Sur quelles recherches cette proposition est-elle basée?

La nécessité d’une régulation plus stricte des temps partiels a été soulignée par de nombreuses études sur la croissance des horaires atypiques, en particulier en raison de l’expansion des services (François-Xavier Devetter et Julie Valentin, 2024).

Diverses expériences ont été menées ces dernières années, notamment dans certains états ou municipalités des États-Unis (Charlotte Alexander et Anna Haley-Lock, 2015 ; Susan Lambert et Anna Haley, 2021). En Europe, certains pays ont mis en place des régulations dans ce domaine au niveau sectoriel. Par exemple, en Islande, le secteur du nettoyage exige une durée de travail minimale de trois heures (https://efling.is/en/job_titles/cleaning-workers/), tandis qu’en France, cette durée est d’une heure.

Répondant à la question « Comment mettre cela en action? », l’adaptation des mesures de ce genre exige forcément des discussions relatives aux accords d’entreprise. Néanmoins, en raison des disparités parmi les acteurs sociaux au sein de multiples secteurs de services, l’établissement d’une base juridique publique indispensable est requis (par exemple, un minimum rémunéré de trois heures). Les possibilités d’évasion sont également considérables et peuvent nécessiter un soutien aux employeurs et une intensification de la surveillance, comme démontré par les analyses des expérimentations de systèmes similaires aux États-Unis (Larissa Petrucci et al, 2021).

Les entreprises ne programment pas délibérément la division quotidienne du travail, elles sont plutôt forcées de le faire. Les travailleurs de plateformes, particulièrement ceux qui effectuent les livraisons de nourriture, ont une activité de travail naturellement disloquée qui est encouragée par le comportement des consommateurs. La réglementation du travail de plateforme mérite une réflexion, quelques pays ont déjà adopté de telles réglementations, mais il pourrait être nécessaire également de guider le comportement des consommateurs.

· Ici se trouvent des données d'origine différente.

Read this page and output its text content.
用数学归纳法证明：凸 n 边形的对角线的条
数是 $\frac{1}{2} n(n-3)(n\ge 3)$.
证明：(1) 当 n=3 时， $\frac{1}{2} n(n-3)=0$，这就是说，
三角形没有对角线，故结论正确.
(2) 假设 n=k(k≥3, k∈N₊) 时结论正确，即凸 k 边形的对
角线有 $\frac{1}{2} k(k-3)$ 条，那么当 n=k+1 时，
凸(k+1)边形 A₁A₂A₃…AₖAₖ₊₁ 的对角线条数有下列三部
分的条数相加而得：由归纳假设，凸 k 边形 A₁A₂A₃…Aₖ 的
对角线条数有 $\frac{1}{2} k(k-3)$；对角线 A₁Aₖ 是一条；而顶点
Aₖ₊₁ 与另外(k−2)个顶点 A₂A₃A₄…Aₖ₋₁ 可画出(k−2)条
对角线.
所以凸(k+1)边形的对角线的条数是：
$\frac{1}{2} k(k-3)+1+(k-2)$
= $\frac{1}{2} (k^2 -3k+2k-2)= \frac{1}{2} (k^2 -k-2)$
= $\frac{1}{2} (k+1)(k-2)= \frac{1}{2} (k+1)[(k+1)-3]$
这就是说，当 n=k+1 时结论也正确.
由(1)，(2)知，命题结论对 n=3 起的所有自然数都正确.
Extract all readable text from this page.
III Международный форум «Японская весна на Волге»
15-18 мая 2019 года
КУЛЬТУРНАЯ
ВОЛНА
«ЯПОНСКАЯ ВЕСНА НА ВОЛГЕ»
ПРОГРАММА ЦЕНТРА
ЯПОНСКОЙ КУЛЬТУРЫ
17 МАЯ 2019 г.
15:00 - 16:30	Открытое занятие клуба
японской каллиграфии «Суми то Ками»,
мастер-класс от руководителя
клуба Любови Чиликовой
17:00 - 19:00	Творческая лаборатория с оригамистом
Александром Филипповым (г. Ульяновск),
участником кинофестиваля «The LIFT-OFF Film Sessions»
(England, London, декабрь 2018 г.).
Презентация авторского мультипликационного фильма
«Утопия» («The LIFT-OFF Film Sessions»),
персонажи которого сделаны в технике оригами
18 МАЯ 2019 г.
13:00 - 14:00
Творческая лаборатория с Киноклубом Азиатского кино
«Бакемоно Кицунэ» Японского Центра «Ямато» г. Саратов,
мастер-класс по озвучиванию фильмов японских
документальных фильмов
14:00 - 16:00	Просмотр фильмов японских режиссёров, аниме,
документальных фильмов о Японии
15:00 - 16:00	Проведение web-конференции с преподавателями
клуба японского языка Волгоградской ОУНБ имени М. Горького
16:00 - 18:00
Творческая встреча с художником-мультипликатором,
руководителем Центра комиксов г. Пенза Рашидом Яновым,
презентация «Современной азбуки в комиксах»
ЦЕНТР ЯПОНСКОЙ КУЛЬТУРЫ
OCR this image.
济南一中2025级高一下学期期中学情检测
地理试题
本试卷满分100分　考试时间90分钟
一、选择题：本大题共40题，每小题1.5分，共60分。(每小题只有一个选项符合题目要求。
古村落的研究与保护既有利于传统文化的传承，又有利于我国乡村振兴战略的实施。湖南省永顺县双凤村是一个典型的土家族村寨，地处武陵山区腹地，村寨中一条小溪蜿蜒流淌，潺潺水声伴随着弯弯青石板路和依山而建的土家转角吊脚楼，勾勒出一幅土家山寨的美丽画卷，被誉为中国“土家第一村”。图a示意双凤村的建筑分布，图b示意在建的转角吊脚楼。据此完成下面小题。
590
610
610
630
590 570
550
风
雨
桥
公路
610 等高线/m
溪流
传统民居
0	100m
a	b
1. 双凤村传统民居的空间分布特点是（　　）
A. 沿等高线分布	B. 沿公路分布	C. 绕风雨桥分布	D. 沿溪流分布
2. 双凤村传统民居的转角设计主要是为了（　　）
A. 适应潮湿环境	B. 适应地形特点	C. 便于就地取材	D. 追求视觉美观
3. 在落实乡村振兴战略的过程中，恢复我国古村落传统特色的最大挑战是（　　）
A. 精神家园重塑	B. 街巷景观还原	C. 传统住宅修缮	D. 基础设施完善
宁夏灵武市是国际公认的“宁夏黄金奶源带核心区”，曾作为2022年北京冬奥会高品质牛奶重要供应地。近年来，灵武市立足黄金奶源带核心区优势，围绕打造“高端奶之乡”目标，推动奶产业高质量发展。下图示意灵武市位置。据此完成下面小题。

Quand les entreprises réorientent leur modèle vers le consommateur et réorganisent le travail en fonction de leurs attentes, ne sont-elles pas celles qui engendrent cette fragmentation? Assurément, mais elles n’ont pas fait ces changements par choix. Trop de réglementations peuvent être dangereuses. D’un autre côté, la dérégulation, qui entraîne une situation de ‘Far West’ social, est également très risquée. Ça nous conduit à croire à un juste équilibre entre réglementation et dialogue social. Il existe déjà une réglementation sur les heures de travail de nuit et du dimanche. Mais, en tenant compte de notre situation actuelle, avons-nous besoin d’aller plus loin? C’est une possibilité.